Lou Gehrig's disease -- or Amyotrophic Lateral Sclerosis (ALS) -- is caused by the degeneration of nerve cells controlling the voluntary movement of muscles. However, it is hard to diagnose because symptoms such as muscle weakness are common in other ailments and currently, there is no diagnostic test for the disease.
"The disease has to progress far enough so that the patient begins to experience significant muscle weakness, so that a physician can identify the problem," said James Connor, distinguished professor and vice-chair of neurosurgery, Penn State Hershey. "If we had a biomarker we could start treatments earlier and perhaps save more nerve cells and slow the disease."
The problem is compounded by the speed at which the disease progresses. In some patients the disease can run its course in just a couple of years, while in others it can take seven to ten years.

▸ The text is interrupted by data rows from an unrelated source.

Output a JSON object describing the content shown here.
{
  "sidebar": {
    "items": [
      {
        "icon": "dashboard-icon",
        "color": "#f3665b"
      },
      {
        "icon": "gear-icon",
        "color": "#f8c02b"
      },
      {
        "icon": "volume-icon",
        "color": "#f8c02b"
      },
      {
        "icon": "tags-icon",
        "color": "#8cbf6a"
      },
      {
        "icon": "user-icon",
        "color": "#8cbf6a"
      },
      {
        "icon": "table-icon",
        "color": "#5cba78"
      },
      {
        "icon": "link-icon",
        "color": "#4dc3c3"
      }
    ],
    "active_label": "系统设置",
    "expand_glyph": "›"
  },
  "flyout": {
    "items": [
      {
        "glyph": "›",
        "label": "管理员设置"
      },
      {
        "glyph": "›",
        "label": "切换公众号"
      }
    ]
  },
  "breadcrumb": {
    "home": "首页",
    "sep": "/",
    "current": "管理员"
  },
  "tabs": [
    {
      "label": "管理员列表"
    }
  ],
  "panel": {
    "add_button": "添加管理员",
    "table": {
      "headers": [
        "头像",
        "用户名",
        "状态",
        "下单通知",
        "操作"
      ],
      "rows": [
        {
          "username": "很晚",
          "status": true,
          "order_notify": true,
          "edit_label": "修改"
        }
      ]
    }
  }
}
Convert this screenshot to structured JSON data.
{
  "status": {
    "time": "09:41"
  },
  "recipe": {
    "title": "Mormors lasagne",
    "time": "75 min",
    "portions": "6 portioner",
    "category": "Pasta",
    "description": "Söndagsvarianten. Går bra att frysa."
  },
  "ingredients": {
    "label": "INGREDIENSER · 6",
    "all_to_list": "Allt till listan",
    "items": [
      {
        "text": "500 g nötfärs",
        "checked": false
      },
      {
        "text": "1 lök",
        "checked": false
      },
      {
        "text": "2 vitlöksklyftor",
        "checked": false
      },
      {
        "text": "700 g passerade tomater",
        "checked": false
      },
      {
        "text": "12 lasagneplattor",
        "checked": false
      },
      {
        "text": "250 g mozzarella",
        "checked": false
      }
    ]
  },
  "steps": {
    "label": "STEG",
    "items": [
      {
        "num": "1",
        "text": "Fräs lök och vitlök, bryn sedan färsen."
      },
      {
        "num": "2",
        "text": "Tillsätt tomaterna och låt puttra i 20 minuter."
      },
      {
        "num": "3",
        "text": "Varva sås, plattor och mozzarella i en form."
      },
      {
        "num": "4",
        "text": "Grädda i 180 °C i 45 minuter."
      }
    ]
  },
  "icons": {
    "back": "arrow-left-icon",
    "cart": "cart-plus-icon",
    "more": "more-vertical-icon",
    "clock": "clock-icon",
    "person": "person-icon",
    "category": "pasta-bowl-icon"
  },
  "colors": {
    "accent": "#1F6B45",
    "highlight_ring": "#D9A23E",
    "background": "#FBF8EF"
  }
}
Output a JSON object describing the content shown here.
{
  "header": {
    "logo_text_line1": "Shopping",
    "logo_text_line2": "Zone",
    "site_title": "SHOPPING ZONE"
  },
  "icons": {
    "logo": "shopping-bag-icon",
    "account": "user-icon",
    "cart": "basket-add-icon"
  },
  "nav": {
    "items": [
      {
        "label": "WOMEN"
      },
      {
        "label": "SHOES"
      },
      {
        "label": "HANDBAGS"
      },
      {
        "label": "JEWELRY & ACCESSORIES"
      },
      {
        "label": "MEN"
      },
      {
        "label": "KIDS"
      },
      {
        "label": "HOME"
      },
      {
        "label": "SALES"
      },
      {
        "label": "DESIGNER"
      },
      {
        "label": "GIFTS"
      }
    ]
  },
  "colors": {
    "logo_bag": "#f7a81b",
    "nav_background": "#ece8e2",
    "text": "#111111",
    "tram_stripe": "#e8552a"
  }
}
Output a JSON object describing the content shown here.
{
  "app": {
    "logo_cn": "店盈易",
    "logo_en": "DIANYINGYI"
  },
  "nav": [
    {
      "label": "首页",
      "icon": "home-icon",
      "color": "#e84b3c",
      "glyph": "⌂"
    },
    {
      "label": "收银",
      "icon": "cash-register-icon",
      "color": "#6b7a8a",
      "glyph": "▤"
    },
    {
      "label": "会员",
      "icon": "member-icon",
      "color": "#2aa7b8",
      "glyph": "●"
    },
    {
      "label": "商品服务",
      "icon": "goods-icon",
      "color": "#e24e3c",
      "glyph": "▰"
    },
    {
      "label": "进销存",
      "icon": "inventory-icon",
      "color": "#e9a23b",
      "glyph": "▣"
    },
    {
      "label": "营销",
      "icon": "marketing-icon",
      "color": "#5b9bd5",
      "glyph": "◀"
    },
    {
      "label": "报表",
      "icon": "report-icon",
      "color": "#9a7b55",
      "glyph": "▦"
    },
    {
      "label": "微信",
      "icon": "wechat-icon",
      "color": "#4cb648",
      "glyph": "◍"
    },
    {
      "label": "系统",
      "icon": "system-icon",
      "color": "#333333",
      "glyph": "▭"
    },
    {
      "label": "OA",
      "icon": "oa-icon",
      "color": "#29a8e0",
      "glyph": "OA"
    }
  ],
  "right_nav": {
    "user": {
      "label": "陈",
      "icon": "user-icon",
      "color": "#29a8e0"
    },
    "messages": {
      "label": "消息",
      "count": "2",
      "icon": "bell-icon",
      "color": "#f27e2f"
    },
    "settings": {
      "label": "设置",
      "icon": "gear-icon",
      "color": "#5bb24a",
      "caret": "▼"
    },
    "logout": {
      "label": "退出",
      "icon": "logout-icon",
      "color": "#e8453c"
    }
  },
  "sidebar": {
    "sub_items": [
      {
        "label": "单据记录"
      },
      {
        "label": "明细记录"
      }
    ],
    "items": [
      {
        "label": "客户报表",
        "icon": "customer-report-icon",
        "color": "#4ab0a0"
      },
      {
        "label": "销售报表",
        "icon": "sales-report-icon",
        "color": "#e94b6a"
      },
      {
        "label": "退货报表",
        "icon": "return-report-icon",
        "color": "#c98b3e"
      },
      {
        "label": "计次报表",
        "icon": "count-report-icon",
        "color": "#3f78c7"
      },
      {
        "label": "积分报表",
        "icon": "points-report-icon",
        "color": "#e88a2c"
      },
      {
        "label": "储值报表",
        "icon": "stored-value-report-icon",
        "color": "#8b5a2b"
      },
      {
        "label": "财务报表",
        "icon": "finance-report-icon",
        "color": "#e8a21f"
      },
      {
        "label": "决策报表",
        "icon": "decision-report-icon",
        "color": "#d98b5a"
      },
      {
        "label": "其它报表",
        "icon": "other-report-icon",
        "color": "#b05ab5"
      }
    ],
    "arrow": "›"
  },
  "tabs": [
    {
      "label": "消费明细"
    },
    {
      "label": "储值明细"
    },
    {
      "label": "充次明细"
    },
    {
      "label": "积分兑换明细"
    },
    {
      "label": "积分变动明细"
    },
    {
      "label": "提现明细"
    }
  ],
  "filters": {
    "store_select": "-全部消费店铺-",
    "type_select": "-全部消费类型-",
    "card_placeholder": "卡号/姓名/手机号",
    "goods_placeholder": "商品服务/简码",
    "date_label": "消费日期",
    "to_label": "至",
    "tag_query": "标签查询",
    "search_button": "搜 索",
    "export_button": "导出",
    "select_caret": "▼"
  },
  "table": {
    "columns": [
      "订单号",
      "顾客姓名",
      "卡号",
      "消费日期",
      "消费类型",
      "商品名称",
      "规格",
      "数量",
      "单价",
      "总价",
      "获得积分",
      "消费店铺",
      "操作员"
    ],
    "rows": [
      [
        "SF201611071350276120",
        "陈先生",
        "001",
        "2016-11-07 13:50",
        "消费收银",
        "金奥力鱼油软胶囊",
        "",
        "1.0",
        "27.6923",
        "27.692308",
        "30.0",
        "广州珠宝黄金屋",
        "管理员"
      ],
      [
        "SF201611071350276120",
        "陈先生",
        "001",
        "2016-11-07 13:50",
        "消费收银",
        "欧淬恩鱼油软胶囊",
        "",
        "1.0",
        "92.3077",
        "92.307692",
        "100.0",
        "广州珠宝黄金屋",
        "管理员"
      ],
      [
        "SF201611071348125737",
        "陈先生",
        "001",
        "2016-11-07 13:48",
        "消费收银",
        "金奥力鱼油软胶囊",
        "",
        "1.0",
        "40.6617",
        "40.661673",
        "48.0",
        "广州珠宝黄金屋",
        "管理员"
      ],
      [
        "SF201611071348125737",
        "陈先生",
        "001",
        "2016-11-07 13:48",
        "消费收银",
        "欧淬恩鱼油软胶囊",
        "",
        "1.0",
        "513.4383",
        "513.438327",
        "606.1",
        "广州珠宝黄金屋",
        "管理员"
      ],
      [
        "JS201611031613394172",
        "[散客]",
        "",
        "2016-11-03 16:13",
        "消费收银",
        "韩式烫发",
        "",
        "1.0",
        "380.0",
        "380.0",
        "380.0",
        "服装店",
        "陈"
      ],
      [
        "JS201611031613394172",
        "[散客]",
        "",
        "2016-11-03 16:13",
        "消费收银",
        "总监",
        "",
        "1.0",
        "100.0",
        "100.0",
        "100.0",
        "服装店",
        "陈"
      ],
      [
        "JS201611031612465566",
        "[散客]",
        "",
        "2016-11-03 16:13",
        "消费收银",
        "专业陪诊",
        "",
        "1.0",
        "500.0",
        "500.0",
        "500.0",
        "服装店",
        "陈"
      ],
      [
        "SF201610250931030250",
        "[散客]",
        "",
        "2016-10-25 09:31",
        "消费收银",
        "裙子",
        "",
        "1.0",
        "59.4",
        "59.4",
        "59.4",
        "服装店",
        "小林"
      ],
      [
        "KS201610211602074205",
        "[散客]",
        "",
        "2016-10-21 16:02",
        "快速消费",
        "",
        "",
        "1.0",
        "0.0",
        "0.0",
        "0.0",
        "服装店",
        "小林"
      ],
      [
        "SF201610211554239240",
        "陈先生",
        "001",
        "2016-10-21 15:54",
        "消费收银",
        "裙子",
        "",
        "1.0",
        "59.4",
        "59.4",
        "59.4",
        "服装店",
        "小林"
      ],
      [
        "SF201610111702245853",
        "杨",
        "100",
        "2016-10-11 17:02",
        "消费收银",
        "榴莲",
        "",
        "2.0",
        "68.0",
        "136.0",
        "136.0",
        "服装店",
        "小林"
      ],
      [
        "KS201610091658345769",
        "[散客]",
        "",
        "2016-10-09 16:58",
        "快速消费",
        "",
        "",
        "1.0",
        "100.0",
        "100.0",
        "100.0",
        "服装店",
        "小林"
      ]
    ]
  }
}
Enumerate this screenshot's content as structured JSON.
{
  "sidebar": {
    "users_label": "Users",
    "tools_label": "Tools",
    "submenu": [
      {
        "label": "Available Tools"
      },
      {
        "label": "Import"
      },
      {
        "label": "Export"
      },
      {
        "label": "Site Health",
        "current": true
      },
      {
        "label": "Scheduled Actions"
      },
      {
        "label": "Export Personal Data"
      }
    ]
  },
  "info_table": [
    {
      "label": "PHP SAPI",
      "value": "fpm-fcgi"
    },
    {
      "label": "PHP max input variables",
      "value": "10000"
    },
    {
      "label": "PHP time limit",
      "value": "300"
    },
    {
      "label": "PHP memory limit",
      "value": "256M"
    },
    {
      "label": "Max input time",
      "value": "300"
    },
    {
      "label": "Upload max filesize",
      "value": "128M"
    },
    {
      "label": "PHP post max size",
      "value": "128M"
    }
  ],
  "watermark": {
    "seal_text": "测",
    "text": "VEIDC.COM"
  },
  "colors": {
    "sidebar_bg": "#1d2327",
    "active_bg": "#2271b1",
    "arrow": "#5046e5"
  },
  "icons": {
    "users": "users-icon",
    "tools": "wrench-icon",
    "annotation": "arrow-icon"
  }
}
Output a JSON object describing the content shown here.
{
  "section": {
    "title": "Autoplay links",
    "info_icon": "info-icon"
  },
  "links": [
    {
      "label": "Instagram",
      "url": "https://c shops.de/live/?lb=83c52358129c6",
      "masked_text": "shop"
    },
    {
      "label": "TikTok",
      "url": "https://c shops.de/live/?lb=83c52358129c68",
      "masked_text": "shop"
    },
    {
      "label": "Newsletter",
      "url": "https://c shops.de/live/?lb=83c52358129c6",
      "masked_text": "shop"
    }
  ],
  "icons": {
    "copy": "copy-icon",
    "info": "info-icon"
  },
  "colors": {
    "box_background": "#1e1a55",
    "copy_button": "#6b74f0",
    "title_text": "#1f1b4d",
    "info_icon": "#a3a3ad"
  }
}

To find an early warning signal for the onset of Lou Gehrig's disease, Connor and his colleagues, Zachary Simmons and Ryan Mitchell at the Hershey Medical Center, focused their attention on proteins related to inflammation in the spinal cord. Studies show that the progression of the disease involves excessive inflammation of nerve cells. The team also argued that because these proteins tend to be much smaller than most other proteins, they are likely to be overlooked in large-scale protein studies.
The researchers extracted spinal fluid from two groups of patients. The first group, comprising 41 patients, was known to have Lou Gehrig's disease, while the second group of 31 patients complained of muscle problems such as weakness and cramps.
Next, the researchers tested the samples from the two groups for the presence or absence of proteins linked to inflammation.
"We found a set of 11 proteins that were significantly higher in the spinal fluid of ALS patients," said Connor, whose findings appear in the January issue of Neurology. "Two proteins were significantly higher in the control group, suggesting that ALS is associated with an increase in some proteins, and a decrease in other proteins."
The researchers report that with the help of these biomarkers, they were able to identify the spinal fluid samples from ALS patients with 92 percent accuracy.
These findings, Connor explains, tell that ALS involves an inflammatory process in the spinal cord and that physicians can detect the extent of the inflammation by sampling the spinal fluid. Therefore, a potential therapy should not be restricted to treating cells throughout the body and hoping the effects trickle back into the brain and spinal cord, he added.
In a second study, researchers found a set of five separate proteins in the blood that are capable of identifying ALS. However, the proteins in the spinal fluid appear to be more accurate indicators of the disease.
"We are not finding that same degree of inflammatory activity in proteins in the blood that we find in the spinal fluid," said Connor, who has filed a provisional patent for the disease biomarkers he found.
The biomarkers could help save time otherwise lost in diagnosing the disease. For instance, a patient complaining of weakness in the legs or reduced grip strength could be checked for the biomarkers. If ALS is suspected, further treatment may begin.
"What we want is to have a diagnostic kit that can be used by any physician, not just a specialist, to provide timely advice to patients and their families," explained Connor. "We are basically trying to find the bad news before its too late."